At my turn around point I stop to stretch a bit, to admire the other Friday evening runners, to take notice of what a dog friendly city Baltimore is. After a few moments I hop back into my pace, quickening it bit, getting into my grove, setting a bit of a faster speed for my journey back along the Promenade.

At this point, I find myself on a wooden surface jutting out straight toward the water, a perfect view of the setting sun, Vampire Weekend loud and optimistic in my headphones—I have the biggest, cheessiest grin on my face. I can only imagine what other runners think of my smile, but I don’t care. I feel good. I feel comfortable. I feel like Baltimore is a city I love to run in. The wooden planks under my feet are my favorite surface to run on, they make a happy noise under foot and spring me forward to continue on to complete my route that is wrapping around past Power Plant’s Barnes & Noble, by the Aquarium and to my goal—Russel Schipper. I can see the red neon lights; my pace gets more excited as it creeps closer.

Now it’s dark, lights reflect and double on the glass smooth water. No boats are sailing out to sea tonight. The mile back to my apartment from the end of the harbor was tough. An hour and half run after an hour morning work out was hard—but inspired. The city inspired me and kept my feet moving. It put a smile on my face that was the genuine smile of…dare I say? A runner’s high.

 

 

 

*Photos by Andrew Durand

A quick tour of a small part of Baltimore: (parte uno)

 

In the last 6 months I have relocated my life to Baltimore, MD. When I’m not on the road traveling for work I call a small apartment between Mr. Vernon and the Inner Harbor my home. It’s truly the ideal location for a runner living in the city. I have the ability to walk out my front door for a run, or take a quick drive and be in the woods. Imagine when you step out your front door or stoop (I really wish I had a stoop) and to the left is a never ending hill, the crest can’t be seen; and to the right is a slow descend that in half of a mile it hits a path that wraps around a beautiful harbor filled with sail boats, house boats and has a sky line of old factories that beg to be researched and read about.

 

To the right—toward the harbor, there is a lot to look at and distract the runner’s mind. The path curves sharply to the left or to the right. To the right the runner can continue past the science museum, stop and get a smoothie or a coffee at one of the many vendors set up for the hundreds of tourists that come through (ackkkk,) or keep going until it gets a bit more secluded.

She can run with the water to her left through condos where the wealthy enjoy a cup of coffee on their deck that over looks the lit up Domino Sugar sign, where they can keep an eye on their boat, some may be walking their Yorkipoo or a Snorkie in the early hours. This is my 4 mile turn around, sometimes, more recently, I keep going.

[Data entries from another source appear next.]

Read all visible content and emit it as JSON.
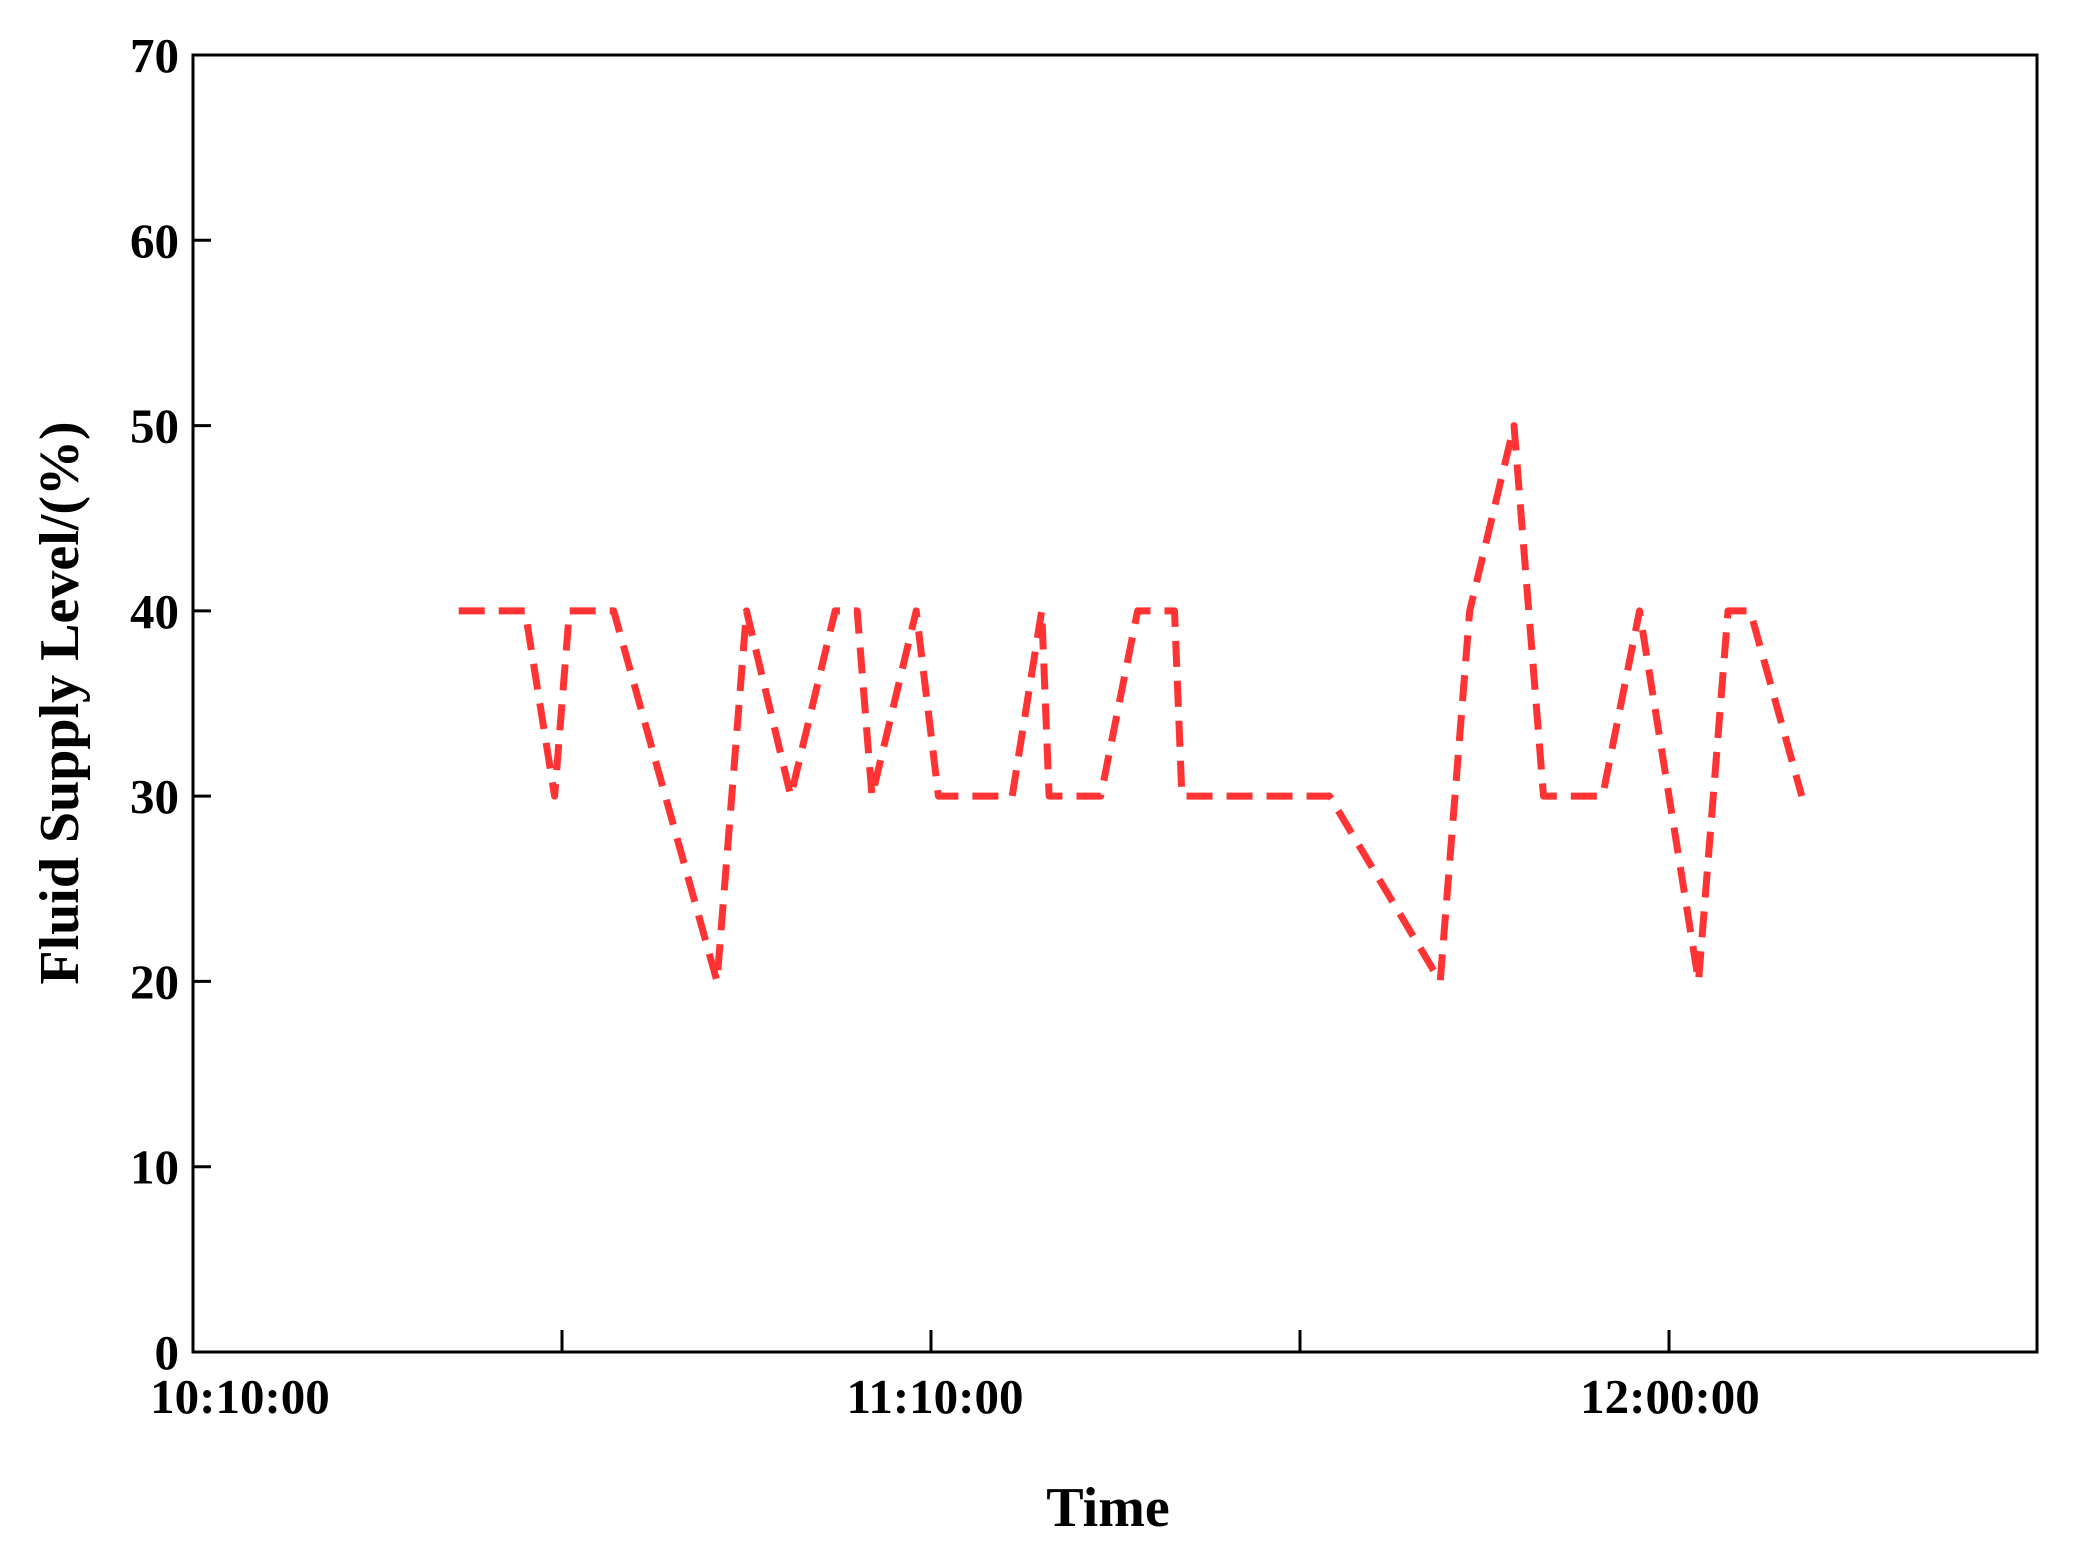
{
  "chart_data": {
    "type": "line",
    "title": "",
    "xlabel": "Time",
    "ylabel": "Fluid Supply Level/(%)",
    "ylim": [
      0,
      70
    ],
    "y_ticks": [
      0,
      10,
      20,
      30,
      40,
      50,
      60,
      70
    ],
    "x_tick_labels": [
      "10:10:00",
      "11:10:00",
      "12:00:00"
    ],
    "grid": false,
    "legend": "none",
    "colors": {
      "line": "#ff3333",
      "axis": "#000000",
      "background": "#ffffff"
    },
    "series": [
      {
        "style": "dashed",
        "points": [
          [
            0.36,
            40
          ],
          [
            0.45,
            40
          ],
          [
            0.49,
            30
          ],
          [
            0.51,
            40
          ],
          [
            0.57,
            40
          ],
          [
            0.71,
            20
          ],
          [
            0.75,
            40
          ],
          [
            0.81,
            30
          ],
          [
            0.87,
            40
          ],
          [
            0.9,
            40
          ],
          [
            0.92,
            30
          ],
          [
            0.98,
            40
          ],
          [
            1.01,
            30
          ],
          [
            1.11,
            30
          ],
          [
            1.15,
            40
          ],
          [
            1.16,
            30
          ],
          [
            1.23,
            30
          ],
          [
            1.28,
            40
          ],
          [
            1.33,
            40
          ],
          [
            1.34,
            30
          ],
          [
            1.54,
            30
          ],
          [
            1.69,
            20
          ],
          [
            1.73,
            40
          ],
          [
            1.79,
            50
          ],
          [
            1.83,
            30
          ],
          [
            1.91,
            30
          ],
          [
            1.96,
            40
          ],
          [
            2.04,
            20
          ],
          [
            2.08,
            40
          ],
          [
            2.11,
            40
          ],
          [
            2.18,
            30
          ]
        ]
      }
    ]
  }
}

A night time view of the harbor

If I continue on this direction I find myself in windy streets of mangled brink sidewalks, random trees that grow in the middle of the sidewalk with roots protruding and trying to trip me. I find row homes with unique gates and fences, maybe roses growing or perhaps some other vine that takes over the iron leaves of the grate. There is a park that’s path circles me around and around to the top of a hill where I can see the harbor again, I can see more narrow streets and take a rest on a park bench if I need to. There are signs for Fort Mchenry with arrows that point me to the left or to the right, (I’ve tried multiple times to find Fort Mchenry, but the signs lead me to get lost-a common occurrence- and I end up distracted by something else, some other discovery along my way.)

Eventually I find myself in Federal Hill—though too early for anyone but students and city employees to be up, this neighborhood is sleepy this time of day. If I were to come here on a Friday night, (trust me, you will not find me in Fed Hill on a Friday night) I would see lit up bars advertising this weeks Miller Light draft special!!!! Buy one get one shot of tequila!!!!!!!! Pizza by the slice and Frat boys with their collars popped and jeans cuffed fists ready to pump. But at 8 am the city is quiet and mine.

 

This is one of my many running routes I’ve created for myself in Baltimore City. One of many I’ll outline for you on here to get to know my city and many other cities that I visit in my travels.